Canada's main stock index fell on Wednesday, taking cues from Wall Street peers, as cautious investors awaited leading chipmaker Nvidia's quarterly earnings due later in the day.
The TSX lost 49.19 points to reach noon EST Wednesday at 24,961.58.
The Canadian dollar lost 0.21 cents to 71.45 cents U.S.
In corporate news, Fairfax Financial announced it intends to offer $450 million in senior notes due 2034 and $250 million in senior notes due 2054. Shares in Fairfax gained $16.40 to $1,939.13.
The top gainers on the TSX index so far are International Petroleum up 54 cents, or 3.7% to $15.18, Vermilion Energy, up 16 cents, or 1.1%, to $14.31, and Baytex Energy, up five cents, or 1.2%, to $4.18.
ON BAYSTREET
The TSX Venture Exchange sank 0.71 points to 598.52.
Eight of the 12 subgroups were lower, weighed most by consumer discretionary stocks, off 1%, while consumer staples gave way 0.6%, and industrials lost 0.4%.
The three gainers were materials, up 0.5%, energy, ahead 0.4%, and gold, better by 0.3%. Health-care stocks were unchanged.
ON WALLSTREET
Stocks fell Wednesday, with Nvidia shares sliding more than 1% ahead of its highly-anticipated earnings report.
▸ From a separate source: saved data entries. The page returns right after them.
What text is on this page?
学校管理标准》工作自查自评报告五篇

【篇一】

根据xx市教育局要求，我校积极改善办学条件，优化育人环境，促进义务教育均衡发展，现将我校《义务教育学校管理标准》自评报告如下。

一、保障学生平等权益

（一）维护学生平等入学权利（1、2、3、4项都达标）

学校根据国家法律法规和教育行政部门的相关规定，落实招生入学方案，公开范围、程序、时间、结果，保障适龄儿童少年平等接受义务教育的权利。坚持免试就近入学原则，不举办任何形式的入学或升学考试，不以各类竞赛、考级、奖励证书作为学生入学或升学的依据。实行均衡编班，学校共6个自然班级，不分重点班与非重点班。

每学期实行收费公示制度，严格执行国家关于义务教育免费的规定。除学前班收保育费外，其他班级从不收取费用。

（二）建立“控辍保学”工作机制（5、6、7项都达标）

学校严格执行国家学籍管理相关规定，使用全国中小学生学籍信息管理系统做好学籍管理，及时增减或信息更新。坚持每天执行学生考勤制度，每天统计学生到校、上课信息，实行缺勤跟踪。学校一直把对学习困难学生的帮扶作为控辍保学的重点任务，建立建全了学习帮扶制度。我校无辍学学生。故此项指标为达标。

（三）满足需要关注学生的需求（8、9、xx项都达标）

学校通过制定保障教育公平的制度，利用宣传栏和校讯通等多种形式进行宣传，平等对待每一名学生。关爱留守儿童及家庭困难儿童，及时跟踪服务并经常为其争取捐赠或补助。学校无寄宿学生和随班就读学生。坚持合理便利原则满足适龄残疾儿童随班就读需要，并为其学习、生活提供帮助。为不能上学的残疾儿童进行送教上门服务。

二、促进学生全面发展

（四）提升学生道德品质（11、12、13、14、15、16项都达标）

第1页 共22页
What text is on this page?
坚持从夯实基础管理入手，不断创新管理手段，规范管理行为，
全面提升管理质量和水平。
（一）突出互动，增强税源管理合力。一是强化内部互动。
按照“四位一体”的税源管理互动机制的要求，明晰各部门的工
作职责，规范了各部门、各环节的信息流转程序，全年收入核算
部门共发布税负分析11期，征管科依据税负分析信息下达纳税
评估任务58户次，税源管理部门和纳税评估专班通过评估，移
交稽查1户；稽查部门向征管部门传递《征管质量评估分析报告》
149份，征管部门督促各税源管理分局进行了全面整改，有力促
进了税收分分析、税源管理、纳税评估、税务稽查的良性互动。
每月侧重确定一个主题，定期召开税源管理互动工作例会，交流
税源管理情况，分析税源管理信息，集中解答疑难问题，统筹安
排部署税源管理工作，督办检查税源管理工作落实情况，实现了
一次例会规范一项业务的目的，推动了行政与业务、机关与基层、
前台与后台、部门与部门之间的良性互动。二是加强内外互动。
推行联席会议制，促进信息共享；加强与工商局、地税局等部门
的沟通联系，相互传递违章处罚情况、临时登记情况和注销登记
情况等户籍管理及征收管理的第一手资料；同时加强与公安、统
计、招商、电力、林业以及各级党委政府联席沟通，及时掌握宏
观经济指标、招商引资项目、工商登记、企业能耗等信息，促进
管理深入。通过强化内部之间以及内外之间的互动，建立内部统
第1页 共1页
Investors also assessed disappointing results from Target
The Dow Jones Industrials lost 66.74 points to 43,202.20.
The S&P 500 stumbled 26.44 points to 5,890.54.
The tech-heavy NASDAQ dropped 112.81 points to 18,874.72.
All eyes are on AI darling Nvidia. The results could hold more significance than some key economic reports, given the chipmaker’s $3.6-trillion market capitalization, and set the tone for the market for the rest of the week. Investors will search for details on demand for its Blackwell AI chips, which CEO Jensen Huang last month characterized as “insane.”
Costco and Walmart were down marginally, while discount retailers Dollar Tree, Dollar General and Five Below declined more than 3% each. Home Depot dipped 1%.
In other news, retailer Target slumped 20% after posting its biggest earnings miss in two years and cutting its full-year guidance due to softening discretionary demand and cost pressures.
Prices for the 10-year Treasury gained ground, raising yields back to Tuesday’s 4.39%. Treasury prices and yields move in opposite directions.
Oil prices gained a penny to $69.40 U.S. a barrel.
Prices for gold took on $23.40 an ounce to $2,654.300 U.S.